In the present context Sub-sections (2) and (3) of Section 16 are relevant. They refer to two types of pleas and the stages at which they can be
raised. Under Sub-section (2) a plea that the arbitral tribunal does not have jurisdiction shall be raised not later than the submissions of the
statement of defence : however, a party shall not be precluded from raising such a plea merely because he has appointed or participated in the
appointment of an arbitrator. Under subsection (3) a plea that the arbitral tribunal is exceeding the scope of its authority shall be raised as soon as
the matter alleged to be beyond the scope of its authority is raised during the"" arbitral proceedings. These limitations in Sub-sections (2) and (3)
are subject to the power given to the arbitrator under Sub-section (4) of Section 16 that the tribunal may, in either of the cases referred to in Sub-
section (2) or Sub-section (3), admit a later plea if it considered the delay justified. Sub-section (5) requires the arbitral tribunal to decide on the
pleas referred to in Sub-section (2) or Sub-section (3) at that stage itself. It is further provided that if either of the pleas is rejected and the arbitral
tribunal holds in favour of its own jurisdiction, the tribunal will continue with the arbitral proceedings and proceed to make the arbitral award.
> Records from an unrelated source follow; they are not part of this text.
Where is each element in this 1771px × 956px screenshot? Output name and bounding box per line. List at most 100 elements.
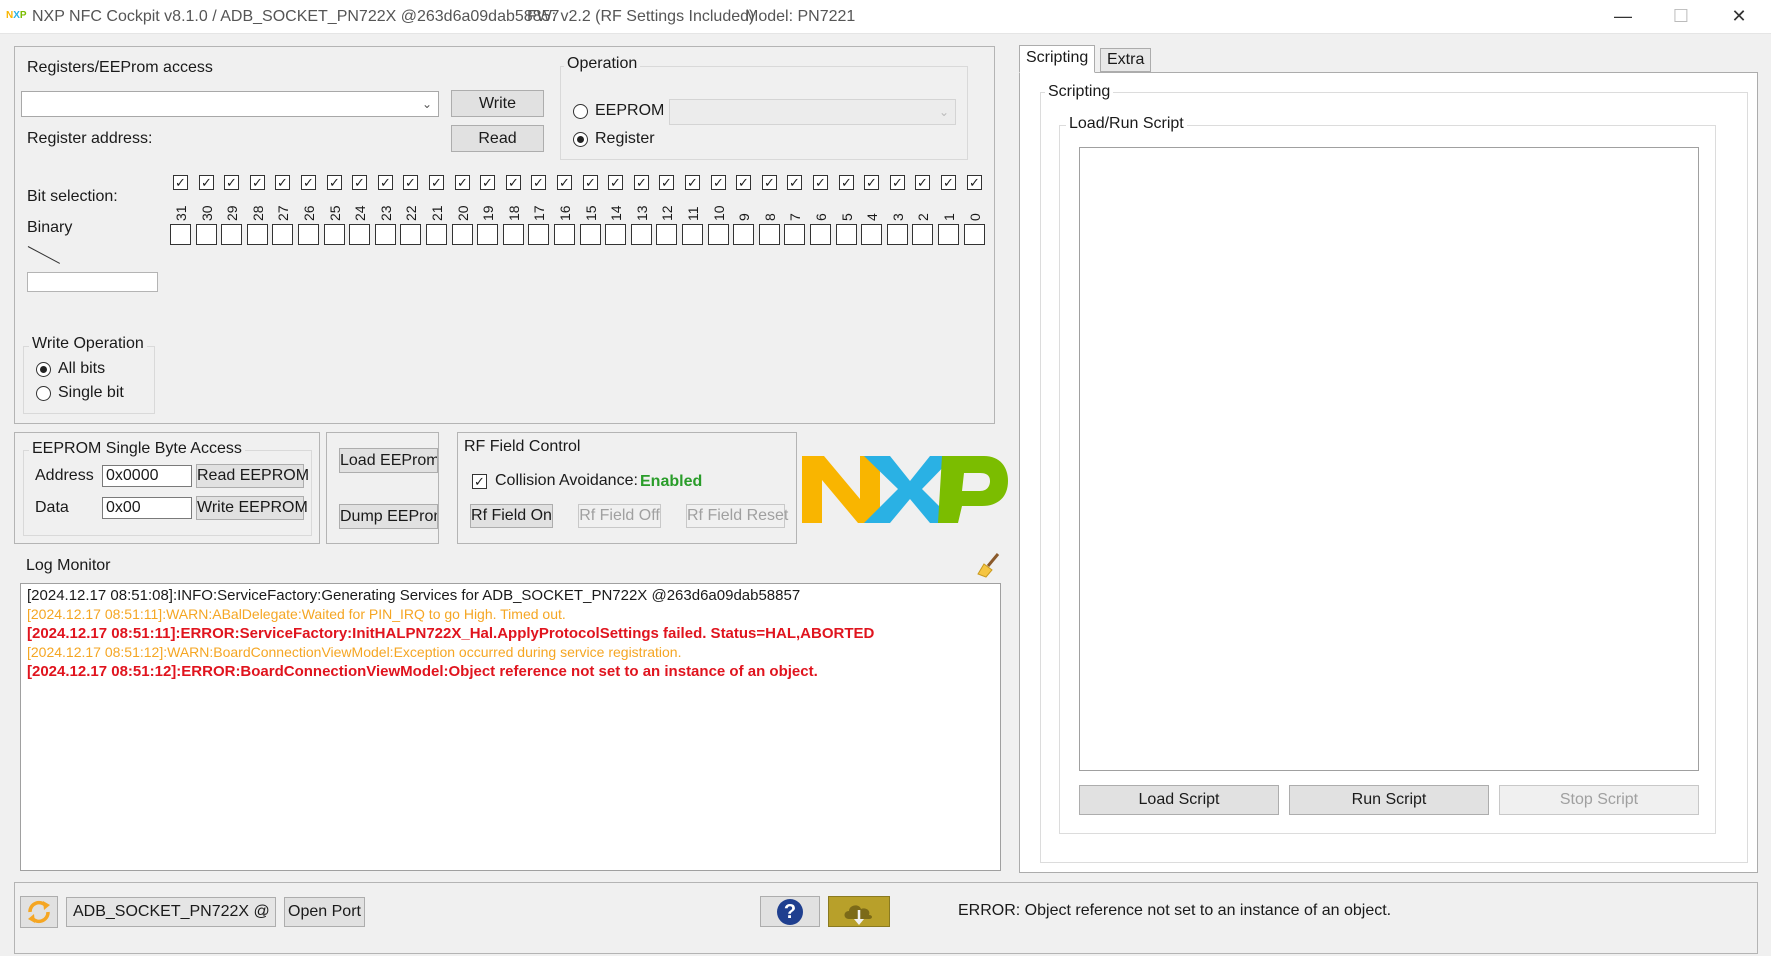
binary-bit-box[interactable]: [964, 224, 985, 245]
binary-bit-box[interactable]: [580, 224, 601, 245]
log-output[interactable]: [2024.12.17 08:51:08]:INFO:ServiceFactor…: [20, 583, 1001, 871]
tab-scripting[interactable]: Scripting: [1019, 45, 1096, 73]
rf-field-on-button[interactable]: Rf Field On: [470, 504, 553, 528]
bit-checkbox[interactable]: ✓: [480, 175, 495, 190]
bit-checkbox[interactable]: ✓: [813, 175, 828, 190]
binary-bit-box[interactable]: [733, 224, 754, 245]
write-button[interactable]: Write: [451, 90, 544, 117]
bit-checkbox[interactable]: ✓: [275, 175, 290, 190]
binary-bit-box[interactable]: [298, 224, 319, 245]
binary-bit-box[interactable]: [477, 224, 498, 245]
bit-checkbox[interactable]: ✓: [173, 175, 188, 190]
binary-bit-box[interactable]: [938, 224, 959, 245]
bit-checkbox[interactable]: ✓: [634, 175, 649, 190]
binary-bit-box[interactable]: [452, 224, 473, 245]
bit-checkbox[interactable]: ✓: [711, 175, 726, 190]
broom-icon[interactable]: [976, 552, 1002, 578]
dump-eeprom-button[interactable]: Dump EEProm: [339, 504, 438, 529]
open-port-button[interactable]: Open Port: [284, 897, 365, 927]
bit-checkbox[interactable]: ✓: [429, 175, 444, 190]
binary-bit-box[interactable]: [887, 224, 908, 245]
all-bits-radio[interactable]: [36, 362, 51, 377]
refresh-button[interactable]: [20, 896, 58, 928]
binary-bit-box[interactable]: [528, 224, 549, 245]
binary-bit-box[interactable]: [400, 224, 421, 245]
bit-checkbox[interactable]: ✓: [378, 175, 393, 190]
rf-field-reset-button[interactable]: Rf Field Reset: [686, 504, 788, 528]
binary-bit-box[interactable]: [170, 224, 191, 245]
register-radio[interactable]: [573, 132, 588, 147]
eeprom-address-field[interactable]: 0x0000: [102, 465, 192, 487]
binary-bit-box[interactable]: [631, 224, 652, 245]
binary-bit-box[interactable]: [682, 224, 703, 245]
binary-bit-box[interactable]: [861, 224, 882, 245]
bit-checkbox[interactable]: ✓: [839, 175, 854, 190]
close-button[interactable]: ✕: [1710, 0, 1768, 34]
load-script-button[interactable]: Load Script: [1079, 785, 1279, 815]
bit-checkbox[interactable]: ✓: [787, 175, 802, 190]
bit-checkbox[interactable]: ✓: [250, 175, 265, 190]
binary-bit-box[interactable]: [349, 224, 370, 245]
binary-bit-box[interactable]: [247, 224, 268, 245]
collision-avoidance-checkbox[interactable]: ✓: [472, 474, 487, 489]
bit-number-label: 14: [608, 205, 624, 221]
bit-checkbox[interactable]: ✓: [301, 175, 316, 190]
eeprom-data-field[interactable]: 0x00: [102, 497, 192, 519]
bit-checkbox[interactable]: ✓: [659, 175, 674, 190]
binary-bit-box[interactable]: [196, 224, 217, 245]
bit-checkbox[interactable]: ✓: [762, 175, 777, 190]
binary-bit-box[interactable]: [784, 224, 805, 245]
eeprom-radio[interactable]: [573, 104, 588, 119]
cloud-download-button[interactable]: [828, 896, 890, 927]
help-button[interactable]: ?: [760, 896, 820, 927]
minimize-button[interactable]: —: [1594, 0, 1652, 34]
bit-checkbox[interactable]: ✓: [890, 175, 905, 190]
binary-bit-box[interactable]: [605, 224, 626, 245]
bit-checkbox[interactable]: ✓: [864, 175, 879, 190]
binary-bit-box[interactable]: [375, 224, 396, 245]
binary-bit-box[interactable]: [656, 224, 677, 245]
run-script-button[interactable]: Run Script: [1289, 785, 1489, 815]
bit-checkbox[interactable]: ✓: [685, 175, 700, 190]
binary-bit-box[interactable]: [759, 224, 780, 245]
binary-bit-box[interactable]: [426, 224, 447, 245]
script-editor[interactable]: [1079, 147, 1699, 771]
bit-checkbox[interactable]: ✓: [352, 175, 367, 190]
bit-checkbox[interactable]: ✓: [583, 175, 598, 190]
port-select-combo[interactable]: ADB_SOCKET_PN722X @ ⌄: [66, 897, 276, 927]
stop-script-button[interactable]: Stop Script: [1499, 785, 1699, 815]
binary-bit-box[interactable]: [836, 224, 857, 245]
load-eeprom-button[interactable]: Load EEProm: [339, 448, 438, 473]
bit-checkbox[interactable]: ✓: [608, 175, 623, 190]
binary-bit-box[interactable]: [912, 224, 933, 245]
bit-checkbox[interactable]: ✓: [199, 175, 214, 190]
eeprom-select-combo[interactable]: ⌄: [669, 99, 956, 125]
bit-checkbox[interactable]: ✓: [224, 175, 239, 190]
write-eeprom-button[interactable]: Write EEPROM: [196, 496, 308, 520]
binary-bit-box[interactable]: [324, 224, 345, 245]
binary-bit-box[interactable]: [503, 224, 524, 245]
rf-field-off-button[interactable]: Rf Field Off: [578, 504, 661, 528]
bit-checkbox[interactable]: ✓: [557, 175, 572, 190]
read-button[interactable]: Read: [451, 125, 544, 152]
single-bit-radio[interactable]: [36, 386, 51, 401]
binary-value-field[interactable]: [27, 272, 158, 292]
tab-extra[interactable]: Extra: [1100, 48, 1152, 72]
bit-checkbox[interactable]: ✓: [327, 175, 342, 190]
register-address-combo[interactable]: ⌄: [21, 91, 439, 117]
bit-checkbox[interactable]: ✓: [455, 175, 470, 190]
bit-checkbox[interactable]: ✓: [506, 175, 521, 190]
binary-bit-box[interactable]: [708, 224, 729, 245]
bit-checkbox[interactable]: ✓: [967, 175, 982, 190]
read-eeprom-button[interactable]: Read EEPROM: [196, 464, 309, 488]
maximize-button[interactable]: ☐: [1652, 0, 1710, 34]
binary-bit-box[interactable]: [221, 224, 242, 245]
bit-checkbox[interactable]: ✓: [403, 175, 418, 190]
binary-bit-box[interactable]: [554, 224, 575, 245]
bit-checkbox[interactable]: ✓: [531, 175, 546, 190]
bit-checkbox[interactable]: ✓: [915, 175, 930, 190]
bit-checkbox[interactable]: ✓: [941, 175, 956, 190]
binary-bit-box[interactable]: [810, 224, 831, 245]
binary-bit-box[interactable]: [272, 224, 293, 245]
bit-checkbox[interactable]: ✓: [736, 175, 751, 190]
Then
comes Sub-section (6) which states that the party aggrieved by such an arbitral award may make an application for setting aside such an arbitral
award in accordance with Section 34.
7. A Division Bench of this court in Union of India Vs. Vengamamba Engineering Co., Juputi, Krishna Dist. and another, held :
But, decision on a question as to whether an arbitration agreement exists at all or not inasmuch may attract the ambit of jurisdiction as even an
administrative order can only be exercised provided the Chief Justice or his nominee satisfied himself as regards his jurisdiction u/s 11(6) of the Act
or not. A question as regards maintainability of a writ petition may further arise as would appear from one of those cases when an anomaly may be
created by appointing an arbitrator where another arbitrator had validly been appointed.
8. It is true, as was contended before us, that the learned single judge did not advert to the question as to whether the claim of the claimant is
barred by limitation or not. But the question of limitation being a mixed question of law and fact it has to be determined by the arbitral tribunal itself
and it is not for this court, while exercising its jurisdiction u/s 11 of the 1996 Act to enter into the same unless it is found that undisputed facts leave
no room whatsoever for coming to a conclusion that the claim of the claimant is clearly barred by limitation.
9. It may be that some settlements had been entered into by the parties as regards their claims but unless it is clearly shown that the parties have
given a clear go-by to the earlier agreement which would include the collateral contract contained therein, viz., the arbitration agreement, a party
thereto will have the right to take recourse thereto.
10. For the reasons aforementioned, this application is allowed. There shall be no order as to costs.
11. That rule nisi has been made absolute as above.